Does anyone have a patch to get this working? We would really like to upgrade to a newer version of OpenSSH but PAM support (esp w/pam_afs) is essential. Sean
This is what happens when I put only this in the /etc/pam.conf file: sshd auth optional /usr/lib/security/pam_afs.krb.so.1 ignore_root (mind you, this line works okay with AFS accounts on previous version of openssh): debug1: Allocating pty. debug1: session_new: init debug1: session_new: session 0 debug1: session_pty_req: session 0 alloc /dev/pts/0 debug1: server_input_channel_req: channel 0 request shell reply 0 debug1: session_by_channel: session 0 channel 0 debug1: session_input_channel_req: session 0 req shell debug1: PAM: setting PAM_TTY to "/dev/pts/0" debug1: here 2 debug1: PAM: establishing credentials PAM: pam_setcred(): Authentication failed debug1: Calling cleanup 0x3a3dc(0x1279e4) debug1: Calling cleanup 0x476d8(0x0) debug1: session_by_tty: session 0 tty /dev/pts/0 debug1: channel 0: free: server-session, nchannels 1 debug1: session_pty_cleanup: session 0 release /dev/pts/0 debug1: Calling cleanup 0x4f5e0(0x0) debug1: Calling cleanup 0x44404(0x0) debug1: PAM: cleanup debug1: Calling cleanup 0x44404(0x0) debug1: PAM: cleanup client: AFS Password: Connection to waterfall closed by remote host.

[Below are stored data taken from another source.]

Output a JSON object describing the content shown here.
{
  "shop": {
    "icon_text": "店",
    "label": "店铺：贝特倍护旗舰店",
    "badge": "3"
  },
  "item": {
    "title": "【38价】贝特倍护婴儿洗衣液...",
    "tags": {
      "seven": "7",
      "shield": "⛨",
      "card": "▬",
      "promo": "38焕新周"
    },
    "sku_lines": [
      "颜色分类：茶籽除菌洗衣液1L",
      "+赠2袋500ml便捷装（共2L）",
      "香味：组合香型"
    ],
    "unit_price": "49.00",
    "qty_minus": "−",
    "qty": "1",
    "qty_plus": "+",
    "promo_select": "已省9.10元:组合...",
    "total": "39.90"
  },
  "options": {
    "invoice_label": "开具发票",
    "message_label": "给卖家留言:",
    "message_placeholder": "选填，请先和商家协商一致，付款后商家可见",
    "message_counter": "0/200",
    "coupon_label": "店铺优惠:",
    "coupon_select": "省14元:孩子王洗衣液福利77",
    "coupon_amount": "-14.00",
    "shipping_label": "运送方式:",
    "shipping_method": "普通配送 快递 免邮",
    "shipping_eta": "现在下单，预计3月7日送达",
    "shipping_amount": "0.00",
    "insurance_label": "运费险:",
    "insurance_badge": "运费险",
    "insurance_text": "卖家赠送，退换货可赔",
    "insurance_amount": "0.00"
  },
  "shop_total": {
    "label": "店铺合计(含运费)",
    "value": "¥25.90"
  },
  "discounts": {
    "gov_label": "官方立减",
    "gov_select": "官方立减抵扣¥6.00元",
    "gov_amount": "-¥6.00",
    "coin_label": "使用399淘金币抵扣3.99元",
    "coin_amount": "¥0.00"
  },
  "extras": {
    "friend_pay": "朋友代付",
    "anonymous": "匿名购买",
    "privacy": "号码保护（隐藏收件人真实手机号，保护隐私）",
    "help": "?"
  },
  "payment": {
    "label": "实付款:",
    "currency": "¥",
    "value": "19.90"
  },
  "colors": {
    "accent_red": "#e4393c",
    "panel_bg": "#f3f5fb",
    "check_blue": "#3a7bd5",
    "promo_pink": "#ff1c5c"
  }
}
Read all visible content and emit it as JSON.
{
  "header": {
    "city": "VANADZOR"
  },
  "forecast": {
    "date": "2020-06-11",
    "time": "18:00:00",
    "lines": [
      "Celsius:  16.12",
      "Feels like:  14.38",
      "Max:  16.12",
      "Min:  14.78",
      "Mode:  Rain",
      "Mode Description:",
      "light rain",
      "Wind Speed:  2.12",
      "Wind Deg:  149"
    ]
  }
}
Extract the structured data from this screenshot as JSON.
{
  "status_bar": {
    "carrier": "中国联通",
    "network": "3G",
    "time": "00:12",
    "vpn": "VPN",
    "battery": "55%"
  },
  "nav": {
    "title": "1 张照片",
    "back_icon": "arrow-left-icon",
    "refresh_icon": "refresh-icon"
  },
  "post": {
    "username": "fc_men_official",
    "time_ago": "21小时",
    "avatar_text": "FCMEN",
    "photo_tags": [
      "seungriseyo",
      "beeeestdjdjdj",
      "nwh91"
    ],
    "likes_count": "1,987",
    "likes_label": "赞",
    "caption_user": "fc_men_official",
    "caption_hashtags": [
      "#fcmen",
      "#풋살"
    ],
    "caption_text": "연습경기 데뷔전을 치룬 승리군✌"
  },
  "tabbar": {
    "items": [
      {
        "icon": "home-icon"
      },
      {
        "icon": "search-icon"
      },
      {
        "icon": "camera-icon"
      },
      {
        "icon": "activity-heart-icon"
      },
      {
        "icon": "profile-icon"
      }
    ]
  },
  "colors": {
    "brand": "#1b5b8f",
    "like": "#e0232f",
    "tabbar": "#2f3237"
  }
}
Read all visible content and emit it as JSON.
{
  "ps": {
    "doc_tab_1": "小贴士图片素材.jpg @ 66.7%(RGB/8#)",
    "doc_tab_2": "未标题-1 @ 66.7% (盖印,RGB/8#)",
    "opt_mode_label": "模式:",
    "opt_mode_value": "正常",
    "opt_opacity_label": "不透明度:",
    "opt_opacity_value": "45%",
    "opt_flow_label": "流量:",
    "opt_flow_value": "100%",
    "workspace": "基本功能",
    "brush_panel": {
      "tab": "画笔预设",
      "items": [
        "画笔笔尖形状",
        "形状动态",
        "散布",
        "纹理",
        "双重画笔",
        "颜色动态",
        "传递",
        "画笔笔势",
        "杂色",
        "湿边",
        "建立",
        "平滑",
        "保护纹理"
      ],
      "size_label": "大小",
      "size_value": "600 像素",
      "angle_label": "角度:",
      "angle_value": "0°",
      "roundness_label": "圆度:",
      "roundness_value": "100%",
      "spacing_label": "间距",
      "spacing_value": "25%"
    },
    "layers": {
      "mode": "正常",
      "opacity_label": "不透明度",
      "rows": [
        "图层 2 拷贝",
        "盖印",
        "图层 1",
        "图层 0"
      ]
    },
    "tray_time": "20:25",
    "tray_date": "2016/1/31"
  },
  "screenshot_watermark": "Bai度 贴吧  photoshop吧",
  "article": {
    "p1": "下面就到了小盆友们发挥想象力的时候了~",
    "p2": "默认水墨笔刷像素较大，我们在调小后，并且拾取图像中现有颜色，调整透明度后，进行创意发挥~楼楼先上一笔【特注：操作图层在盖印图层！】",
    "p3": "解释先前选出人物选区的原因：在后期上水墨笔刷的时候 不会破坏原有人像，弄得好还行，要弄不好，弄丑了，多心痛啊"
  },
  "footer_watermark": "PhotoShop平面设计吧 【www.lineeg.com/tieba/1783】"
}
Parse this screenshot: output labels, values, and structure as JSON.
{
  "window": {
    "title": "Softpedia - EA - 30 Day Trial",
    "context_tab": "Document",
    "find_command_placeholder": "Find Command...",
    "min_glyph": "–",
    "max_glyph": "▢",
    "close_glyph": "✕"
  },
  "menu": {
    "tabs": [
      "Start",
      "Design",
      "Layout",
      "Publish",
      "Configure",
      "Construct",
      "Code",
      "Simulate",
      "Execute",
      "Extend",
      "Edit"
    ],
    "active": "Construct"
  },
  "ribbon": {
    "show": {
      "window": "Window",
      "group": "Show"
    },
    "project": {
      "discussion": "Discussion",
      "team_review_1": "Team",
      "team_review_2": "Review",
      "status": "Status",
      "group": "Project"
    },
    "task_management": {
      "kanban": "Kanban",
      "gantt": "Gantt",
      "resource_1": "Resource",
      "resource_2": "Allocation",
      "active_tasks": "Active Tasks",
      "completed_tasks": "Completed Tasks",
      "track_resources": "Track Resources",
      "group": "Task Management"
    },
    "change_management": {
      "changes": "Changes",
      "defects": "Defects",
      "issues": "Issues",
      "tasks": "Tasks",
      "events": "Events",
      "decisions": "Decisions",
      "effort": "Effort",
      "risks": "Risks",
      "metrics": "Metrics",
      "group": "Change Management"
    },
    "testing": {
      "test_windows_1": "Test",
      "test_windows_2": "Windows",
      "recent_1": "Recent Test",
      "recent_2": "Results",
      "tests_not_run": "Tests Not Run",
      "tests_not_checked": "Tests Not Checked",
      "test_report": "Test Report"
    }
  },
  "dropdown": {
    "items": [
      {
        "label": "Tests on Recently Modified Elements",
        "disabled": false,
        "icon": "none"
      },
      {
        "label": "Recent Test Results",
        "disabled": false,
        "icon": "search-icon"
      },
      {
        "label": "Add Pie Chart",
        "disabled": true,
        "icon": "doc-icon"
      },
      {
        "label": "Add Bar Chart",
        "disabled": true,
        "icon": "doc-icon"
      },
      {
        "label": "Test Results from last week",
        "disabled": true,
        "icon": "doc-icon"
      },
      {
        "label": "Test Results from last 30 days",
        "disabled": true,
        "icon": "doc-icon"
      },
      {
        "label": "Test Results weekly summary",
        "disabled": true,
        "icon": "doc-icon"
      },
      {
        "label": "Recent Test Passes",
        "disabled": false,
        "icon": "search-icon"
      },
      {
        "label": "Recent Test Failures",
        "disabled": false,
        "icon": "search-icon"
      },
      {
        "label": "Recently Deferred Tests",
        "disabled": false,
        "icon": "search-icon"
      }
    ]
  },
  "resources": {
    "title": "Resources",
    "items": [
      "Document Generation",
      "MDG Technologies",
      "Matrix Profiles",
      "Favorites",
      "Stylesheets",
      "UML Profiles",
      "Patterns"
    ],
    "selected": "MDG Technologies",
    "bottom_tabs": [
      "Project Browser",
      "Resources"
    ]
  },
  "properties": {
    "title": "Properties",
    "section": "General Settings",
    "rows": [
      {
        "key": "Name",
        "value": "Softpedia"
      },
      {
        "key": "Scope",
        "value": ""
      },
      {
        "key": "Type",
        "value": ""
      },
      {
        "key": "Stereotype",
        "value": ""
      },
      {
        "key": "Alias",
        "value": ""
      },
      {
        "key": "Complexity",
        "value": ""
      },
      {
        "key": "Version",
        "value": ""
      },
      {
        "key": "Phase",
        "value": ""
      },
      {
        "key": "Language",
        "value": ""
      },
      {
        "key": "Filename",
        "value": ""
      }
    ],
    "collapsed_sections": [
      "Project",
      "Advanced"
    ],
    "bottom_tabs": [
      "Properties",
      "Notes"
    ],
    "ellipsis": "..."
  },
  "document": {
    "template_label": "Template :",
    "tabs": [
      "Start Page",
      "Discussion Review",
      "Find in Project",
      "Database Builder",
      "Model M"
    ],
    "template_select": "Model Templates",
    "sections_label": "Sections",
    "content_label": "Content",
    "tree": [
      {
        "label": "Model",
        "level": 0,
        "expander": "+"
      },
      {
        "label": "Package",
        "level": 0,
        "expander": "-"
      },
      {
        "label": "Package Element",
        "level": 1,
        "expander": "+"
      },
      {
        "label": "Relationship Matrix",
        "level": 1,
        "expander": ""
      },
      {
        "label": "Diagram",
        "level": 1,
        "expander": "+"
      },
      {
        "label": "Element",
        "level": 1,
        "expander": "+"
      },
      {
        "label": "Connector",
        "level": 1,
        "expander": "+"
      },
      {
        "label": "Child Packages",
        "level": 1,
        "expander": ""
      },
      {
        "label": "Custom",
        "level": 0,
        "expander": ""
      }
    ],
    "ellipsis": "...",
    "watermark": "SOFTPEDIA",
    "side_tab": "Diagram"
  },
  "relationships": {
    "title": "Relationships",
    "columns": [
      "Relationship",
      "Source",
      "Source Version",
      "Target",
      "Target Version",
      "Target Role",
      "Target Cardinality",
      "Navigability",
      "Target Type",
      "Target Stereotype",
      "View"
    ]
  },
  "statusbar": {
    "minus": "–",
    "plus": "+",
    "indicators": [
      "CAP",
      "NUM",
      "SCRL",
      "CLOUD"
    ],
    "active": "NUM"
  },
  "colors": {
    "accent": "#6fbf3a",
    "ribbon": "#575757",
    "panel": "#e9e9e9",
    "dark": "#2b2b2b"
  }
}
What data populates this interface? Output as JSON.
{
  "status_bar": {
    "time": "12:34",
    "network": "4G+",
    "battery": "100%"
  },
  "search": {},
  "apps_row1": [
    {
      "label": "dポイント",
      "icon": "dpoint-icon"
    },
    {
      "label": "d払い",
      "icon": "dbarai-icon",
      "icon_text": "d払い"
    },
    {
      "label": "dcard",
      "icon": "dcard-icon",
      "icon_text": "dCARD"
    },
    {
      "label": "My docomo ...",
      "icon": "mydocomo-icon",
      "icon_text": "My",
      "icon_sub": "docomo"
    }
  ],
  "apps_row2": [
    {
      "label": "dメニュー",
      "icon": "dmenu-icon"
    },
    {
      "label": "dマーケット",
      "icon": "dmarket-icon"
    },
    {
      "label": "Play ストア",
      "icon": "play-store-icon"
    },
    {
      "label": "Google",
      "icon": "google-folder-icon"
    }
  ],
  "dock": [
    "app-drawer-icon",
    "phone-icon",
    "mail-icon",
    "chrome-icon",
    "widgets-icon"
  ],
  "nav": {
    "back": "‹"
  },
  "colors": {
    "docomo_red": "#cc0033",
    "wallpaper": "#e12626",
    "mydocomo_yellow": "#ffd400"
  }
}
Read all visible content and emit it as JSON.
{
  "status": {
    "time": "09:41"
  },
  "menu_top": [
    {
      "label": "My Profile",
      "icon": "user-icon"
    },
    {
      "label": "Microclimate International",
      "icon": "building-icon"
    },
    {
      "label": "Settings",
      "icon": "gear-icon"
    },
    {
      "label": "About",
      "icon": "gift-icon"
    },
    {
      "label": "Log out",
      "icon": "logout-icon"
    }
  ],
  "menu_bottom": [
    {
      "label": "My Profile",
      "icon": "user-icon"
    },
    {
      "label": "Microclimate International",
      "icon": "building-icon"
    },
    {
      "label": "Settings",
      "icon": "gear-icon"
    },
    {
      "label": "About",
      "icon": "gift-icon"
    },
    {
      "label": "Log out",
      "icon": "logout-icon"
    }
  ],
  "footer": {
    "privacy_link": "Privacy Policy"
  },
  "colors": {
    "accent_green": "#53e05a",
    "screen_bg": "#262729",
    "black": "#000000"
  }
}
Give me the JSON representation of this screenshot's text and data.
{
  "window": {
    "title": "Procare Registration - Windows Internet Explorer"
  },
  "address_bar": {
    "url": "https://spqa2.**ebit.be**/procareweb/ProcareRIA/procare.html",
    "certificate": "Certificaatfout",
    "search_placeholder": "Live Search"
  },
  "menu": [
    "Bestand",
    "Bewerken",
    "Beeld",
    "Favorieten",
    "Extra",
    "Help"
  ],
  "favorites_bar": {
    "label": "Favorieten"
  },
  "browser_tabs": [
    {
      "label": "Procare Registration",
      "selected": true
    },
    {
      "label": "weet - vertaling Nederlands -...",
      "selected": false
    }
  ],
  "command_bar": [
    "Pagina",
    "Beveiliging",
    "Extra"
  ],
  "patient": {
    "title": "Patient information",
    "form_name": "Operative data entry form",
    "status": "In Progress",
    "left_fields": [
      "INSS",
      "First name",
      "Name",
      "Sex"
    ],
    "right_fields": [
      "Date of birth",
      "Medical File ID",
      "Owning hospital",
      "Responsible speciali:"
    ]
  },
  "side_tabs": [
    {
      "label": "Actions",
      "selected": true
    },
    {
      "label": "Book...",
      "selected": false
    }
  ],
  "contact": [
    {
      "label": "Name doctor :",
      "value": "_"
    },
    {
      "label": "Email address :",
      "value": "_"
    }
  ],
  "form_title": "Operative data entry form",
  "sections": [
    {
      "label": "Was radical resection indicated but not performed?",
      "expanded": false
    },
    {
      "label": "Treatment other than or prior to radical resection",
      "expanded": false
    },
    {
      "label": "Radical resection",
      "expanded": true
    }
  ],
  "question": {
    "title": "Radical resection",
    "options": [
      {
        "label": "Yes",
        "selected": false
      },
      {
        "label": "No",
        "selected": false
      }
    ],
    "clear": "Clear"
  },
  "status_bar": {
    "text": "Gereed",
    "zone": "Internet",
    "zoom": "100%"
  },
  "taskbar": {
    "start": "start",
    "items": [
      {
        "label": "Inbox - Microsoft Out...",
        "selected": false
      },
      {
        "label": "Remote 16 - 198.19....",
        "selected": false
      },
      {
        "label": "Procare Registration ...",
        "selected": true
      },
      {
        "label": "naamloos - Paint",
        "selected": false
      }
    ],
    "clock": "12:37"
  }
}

Connection to waterfall closed. -------------- So credentials are not being set somehow (maybe an incompatable ticket or something?). I put the line here 2 to see where it was failing. Looks like the second instance where do_pam_setcred(1) is being called after the tty is begin set (around line 528 of session.c).
When I put set_token in my /etc/pam.conf file, I do manage to get tickets, but it is always owned by root and not by my uid. Is this why I am not able to get tokens? Having the ticket owned by root also causes other problems if not so (like using imsh with pine to automatically log into the imap server).